The disadvantage to using timing information to detect whether a page is present in the page cache is that attempting to read the page brings it into the cache. If a malicious program loads the page of interest right before the program being attacked, the malicious program may not be able to flush the page out of the cache quickly enough to observe the subsequent access. Still, there are well-known statistical techniques for turning an unreliable timing channel into a reliable leak of information.

Flushing a page from the page cache by brute force is fairly simple: just access enough other pages that the cache fills up and evicts the least-recently accessed page. (Although the exact details can get more complicated with the kernel's multi-generational LRU.) There is a subtler way, though: the posix_fadvise() system call. It allows applications to advise the kernel on how they expect to access memory; using the POSIX_FADV_DONTNEED flag reliably makes the kernel remove the relevant page from the page cache as long as the page is not mapped anywhere else with mmap(). The system call is also usable as a timing side-channel itself: the call completes more quickly when the targeted page is not already in the cache. Calling posix_fadvise() in a loop can therefore both keep a page out of the page cache, and determine when another process faults it back in.

Even if posix_fadvise() isn't available, the preadv2() system call, when invoked with the RFW_NOWAIT flag, also provides a way to check whether a page is in the page cache. The flag makes the system call return EAGAIN when the page is not immediately available. The exact semantics of the call are up to specific filesystems, so this could theoretically still bring the page into the cache, but the researchers cite another recent paper (unfortunately paywalled) that claims this doesn't happen in practice.

These mechanisms can be combined in flexible ways. The most reliable attack technique demonstrated by the paper was to use posix_fadvise() to remove a page from the cache, and then wait for it to be faulted back in with preadv2(). If preadv2() is blocked (by seccomp, perhaps), using posix_fadvise() on its own still works, just a little less reliably. If posix_fadvise() is blocked, evicting the page from the cache the old-fashioned way still works. And if both system calls are blocked, pages can still be repeatedly evicted and loaded to obtain rough timing information.

What to do

It's tempting to try to introduce another set of targeted fixes for posix_fadvise() and preadv2(). The problem is that these system calls have existed since 2003 and 2016, respectively, and are widely used by existing user-space applications. Changing either of their semantics would certainly introduce breaking changes. In an informal writeup of the paper on his blog, Neela quoted Linus Torvalds's opinion from their private correspondence:

Yeah, while I'm very comfortable changing cachestats, I'm not so sure about POSIX_FADV_DONTNEED.

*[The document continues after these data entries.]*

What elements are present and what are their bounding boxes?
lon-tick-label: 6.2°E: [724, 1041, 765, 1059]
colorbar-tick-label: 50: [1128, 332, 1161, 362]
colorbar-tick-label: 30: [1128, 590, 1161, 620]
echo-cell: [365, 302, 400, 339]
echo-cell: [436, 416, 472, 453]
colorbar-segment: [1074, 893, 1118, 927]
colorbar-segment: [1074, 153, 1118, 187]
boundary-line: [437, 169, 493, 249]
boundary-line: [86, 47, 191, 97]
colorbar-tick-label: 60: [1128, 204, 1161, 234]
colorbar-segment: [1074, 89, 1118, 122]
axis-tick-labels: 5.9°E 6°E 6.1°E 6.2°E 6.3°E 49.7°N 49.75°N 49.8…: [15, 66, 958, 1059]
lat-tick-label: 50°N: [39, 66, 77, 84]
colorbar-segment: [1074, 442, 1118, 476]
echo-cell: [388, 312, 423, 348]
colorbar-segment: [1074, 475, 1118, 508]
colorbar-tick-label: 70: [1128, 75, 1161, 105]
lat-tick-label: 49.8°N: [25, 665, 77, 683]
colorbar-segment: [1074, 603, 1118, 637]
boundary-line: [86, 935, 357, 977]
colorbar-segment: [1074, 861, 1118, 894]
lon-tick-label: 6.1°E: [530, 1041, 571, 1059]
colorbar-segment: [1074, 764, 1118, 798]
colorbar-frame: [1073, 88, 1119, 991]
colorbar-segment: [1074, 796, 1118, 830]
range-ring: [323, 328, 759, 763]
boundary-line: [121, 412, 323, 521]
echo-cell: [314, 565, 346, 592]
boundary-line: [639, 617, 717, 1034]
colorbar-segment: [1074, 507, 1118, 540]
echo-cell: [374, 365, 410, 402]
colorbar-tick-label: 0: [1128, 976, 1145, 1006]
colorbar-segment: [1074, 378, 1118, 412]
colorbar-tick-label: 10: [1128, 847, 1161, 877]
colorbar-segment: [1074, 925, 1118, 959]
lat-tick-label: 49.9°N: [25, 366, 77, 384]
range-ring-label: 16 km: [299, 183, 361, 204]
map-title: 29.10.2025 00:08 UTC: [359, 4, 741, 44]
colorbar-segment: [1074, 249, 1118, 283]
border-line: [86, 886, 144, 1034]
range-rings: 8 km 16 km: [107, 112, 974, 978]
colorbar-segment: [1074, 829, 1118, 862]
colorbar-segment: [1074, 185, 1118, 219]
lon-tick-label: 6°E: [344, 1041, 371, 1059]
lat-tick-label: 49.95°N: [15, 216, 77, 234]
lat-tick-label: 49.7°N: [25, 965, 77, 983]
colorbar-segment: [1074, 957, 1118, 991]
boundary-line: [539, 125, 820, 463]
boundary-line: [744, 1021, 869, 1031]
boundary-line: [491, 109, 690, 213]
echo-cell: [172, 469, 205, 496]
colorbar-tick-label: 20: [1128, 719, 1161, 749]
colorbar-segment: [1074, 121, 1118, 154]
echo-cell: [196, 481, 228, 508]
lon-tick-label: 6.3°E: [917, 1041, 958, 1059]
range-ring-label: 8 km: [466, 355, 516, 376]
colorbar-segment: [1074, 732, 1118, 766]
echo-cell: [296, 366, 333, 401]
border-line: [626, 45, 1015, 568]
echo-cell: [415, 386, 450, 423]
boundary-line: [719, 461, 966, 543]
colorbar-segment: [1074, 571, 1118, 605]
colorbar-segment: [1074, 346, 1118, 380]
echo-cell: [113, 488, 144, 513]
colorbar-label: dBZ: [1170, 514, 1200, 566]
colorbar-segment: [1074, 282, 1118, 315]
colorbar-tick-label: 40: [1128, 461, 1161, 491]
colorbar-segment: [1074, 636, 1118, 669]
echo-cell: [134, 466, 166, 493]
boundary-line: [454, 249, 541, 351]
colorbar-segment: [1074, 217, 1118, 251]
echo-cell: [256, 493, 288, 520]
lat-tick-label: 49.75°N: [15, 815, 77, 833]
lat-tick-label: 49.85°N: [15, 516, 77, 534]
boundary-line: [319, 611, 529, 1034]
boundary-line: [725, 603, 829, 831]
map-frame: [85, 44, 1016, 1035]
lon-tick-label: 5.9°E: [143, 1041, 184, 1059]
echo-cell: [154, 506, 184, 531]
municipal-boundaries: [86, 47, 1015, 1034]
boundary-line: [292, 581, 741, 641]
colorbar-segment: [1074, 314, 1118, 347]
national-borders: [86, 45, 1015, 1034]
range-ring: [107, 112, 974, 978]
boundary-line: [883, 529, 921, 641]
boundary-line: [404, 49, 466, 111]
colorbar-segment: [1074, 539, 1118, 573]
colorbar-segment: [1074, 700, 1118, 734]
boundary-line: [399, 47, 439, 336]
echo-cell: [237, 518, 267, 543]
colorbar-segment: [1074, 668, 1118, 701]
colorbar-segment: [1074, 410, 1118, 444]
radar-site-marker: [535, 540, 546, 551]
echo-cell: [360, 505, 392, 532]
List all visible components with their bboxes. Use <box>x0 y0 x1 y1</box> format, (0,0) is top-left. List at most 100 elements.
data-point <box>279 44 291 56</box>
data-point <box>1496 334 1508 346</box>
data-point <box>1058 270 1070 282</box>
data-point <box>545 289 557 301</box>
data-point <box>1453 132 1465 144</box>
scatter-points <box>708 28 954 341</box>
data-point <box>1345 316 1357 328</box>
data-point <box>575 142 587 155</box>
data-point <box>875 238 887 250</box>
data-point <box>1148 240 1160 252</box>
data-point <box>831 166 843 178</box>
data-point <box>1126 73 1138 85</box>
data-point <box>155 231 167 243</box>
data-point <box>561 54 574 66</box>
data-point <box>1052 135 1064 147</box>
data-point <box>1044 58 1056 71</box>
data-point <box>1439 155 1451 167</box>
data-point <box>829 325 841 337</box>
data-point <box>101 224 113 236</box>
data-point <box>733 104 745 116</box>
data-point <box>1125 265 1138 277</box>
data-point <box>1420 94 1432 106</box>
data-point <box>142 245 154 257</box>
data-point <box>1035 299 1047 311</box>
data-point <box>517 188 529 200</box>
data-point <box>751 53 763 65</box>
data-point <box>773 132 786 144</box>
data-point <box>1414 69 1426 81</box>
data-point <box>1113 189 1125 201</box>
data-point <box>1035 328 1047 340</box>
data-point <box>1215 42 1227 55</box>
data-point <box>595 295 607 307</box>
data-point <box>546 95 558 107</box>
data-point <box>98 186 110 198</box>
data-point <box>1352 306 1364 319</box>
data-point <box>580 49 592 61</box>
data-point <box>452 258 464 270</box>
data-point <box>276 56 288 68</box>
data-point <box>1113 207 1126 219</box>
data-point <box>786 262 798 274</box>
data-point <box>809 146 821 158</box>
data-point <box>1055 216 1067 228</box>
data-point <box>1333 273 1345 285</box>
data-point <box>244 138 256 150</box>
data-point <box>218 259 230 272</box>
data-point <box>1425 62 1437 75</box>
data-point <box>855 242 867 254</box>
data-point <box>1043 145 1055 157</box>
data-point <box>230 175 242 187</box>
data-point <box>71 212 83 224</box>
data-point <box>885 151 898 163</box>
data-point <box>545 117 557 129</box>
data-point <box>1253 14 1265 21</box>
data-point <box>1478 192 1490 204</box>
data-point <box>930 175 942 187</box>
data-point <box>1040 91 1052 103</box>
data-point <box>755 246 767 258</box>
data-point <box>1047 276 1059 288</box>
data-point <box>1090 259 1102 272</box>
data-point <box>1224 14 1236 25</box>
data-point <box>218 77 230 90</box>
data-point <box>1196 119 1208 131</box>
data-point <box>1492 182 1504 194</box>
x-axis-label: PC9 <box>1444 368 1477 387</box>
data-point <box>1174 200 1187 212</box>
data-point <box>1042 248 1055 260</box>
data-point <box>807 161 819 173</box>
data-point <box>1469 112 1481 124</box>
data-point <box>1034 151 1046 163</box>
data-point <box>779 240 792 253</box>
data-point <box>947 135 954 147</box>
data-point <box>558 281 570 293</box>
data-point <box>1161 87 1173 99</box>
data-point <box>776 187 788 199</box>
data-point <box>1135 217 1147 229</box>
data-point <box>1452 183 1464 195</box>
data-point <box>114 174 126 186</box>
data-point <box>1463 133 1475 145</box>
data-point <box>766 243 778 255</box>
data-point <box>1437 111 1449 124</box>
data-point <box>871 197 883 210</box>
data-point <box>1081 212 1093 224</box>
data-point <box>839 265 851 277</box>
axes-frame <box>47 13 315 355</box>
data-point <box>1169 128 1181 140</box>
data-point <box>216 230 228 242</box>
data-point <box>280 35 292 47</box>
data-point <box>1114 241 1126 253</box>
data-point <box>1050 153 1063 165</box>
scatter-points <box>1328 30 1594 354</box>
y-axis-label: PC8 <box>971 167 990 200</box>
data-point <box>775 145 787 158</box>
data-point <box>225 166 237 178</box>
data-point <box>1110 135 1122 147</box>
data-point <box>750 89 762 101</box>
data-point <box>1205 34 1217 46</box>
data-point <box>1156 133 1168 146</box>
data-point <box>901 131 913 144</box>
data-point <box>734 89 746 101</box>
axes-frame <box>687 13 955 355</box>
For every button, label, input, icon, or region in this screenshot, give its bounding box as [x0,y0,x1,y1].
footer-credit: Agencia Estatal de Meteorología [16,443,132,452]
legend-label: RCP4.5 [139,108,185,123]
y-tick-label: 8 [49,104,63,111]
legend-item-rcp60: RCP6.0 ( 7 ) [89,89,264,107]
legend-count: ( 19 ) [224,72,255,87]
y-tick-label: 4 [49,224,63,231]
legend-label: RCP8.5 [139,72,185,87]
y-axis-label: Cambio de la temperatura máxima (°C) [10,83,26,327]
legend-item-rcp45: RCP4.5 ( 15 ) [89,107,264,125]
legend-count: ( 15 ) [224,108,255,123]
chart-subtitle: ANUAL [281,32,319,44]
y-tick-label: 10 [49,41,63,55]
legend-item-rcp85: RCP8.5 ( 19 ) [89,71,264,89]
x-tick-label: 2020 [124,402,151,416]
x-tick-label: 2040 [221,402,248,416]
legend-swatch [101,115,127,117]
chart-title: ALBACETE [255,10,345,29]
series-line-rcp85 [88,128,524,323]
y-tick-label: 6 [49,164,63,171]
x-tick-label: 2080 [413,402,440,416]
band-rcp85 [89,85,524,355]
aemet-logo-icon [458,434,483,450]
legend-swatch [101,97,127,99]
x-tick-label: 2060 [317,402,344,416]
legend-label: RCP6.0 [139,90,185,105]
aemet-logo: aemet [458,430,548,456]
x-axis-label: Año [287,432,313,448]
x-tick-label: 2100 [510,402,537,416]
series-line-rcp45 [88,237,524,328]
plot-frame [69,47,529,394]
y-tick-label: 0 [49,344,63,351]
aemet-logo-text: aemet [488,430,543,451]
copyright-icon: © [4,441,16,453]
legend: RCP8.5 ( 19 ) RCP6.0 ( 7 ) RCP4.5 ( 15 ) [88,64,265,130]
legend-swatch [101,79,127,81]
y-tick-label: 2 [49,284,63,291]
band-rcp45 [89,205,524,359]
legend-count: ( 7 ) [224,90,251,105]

In particular, I can easily see cases where people really want to say "drop the caches" on files that they really cannot write to.

Even if kernel developers were to change the semantics of POSIX_FADV_DONTNEED, however, there are multiple other mechanisms to accomplish the same thing. The only total solution would be to partition the page cache so that privileged processes no longer share pages with unprivileged ones. There is existing research on the performance impacts of such a change, but the results are mixed: the impact depends heavily on the particular workloads making use of the cache. A less-invasive solution might be to update secure software to use mlock() to pin their executable code in the page cache. That would introduce yet another subtle detail that writers of secure software would have to be aware of and use judiciously.

Since the researchers' disclosure of the new set of page-cache-based attacks in January, cachestat() has been patched, but there has been relatively little discussion about other changes to the page cache. Without any clever ideas about how to mitigate the risks without harming backward compatibility, this may become one of those attacks that, like Spectre or Rowhammer, can be mitigated but not properly prevented.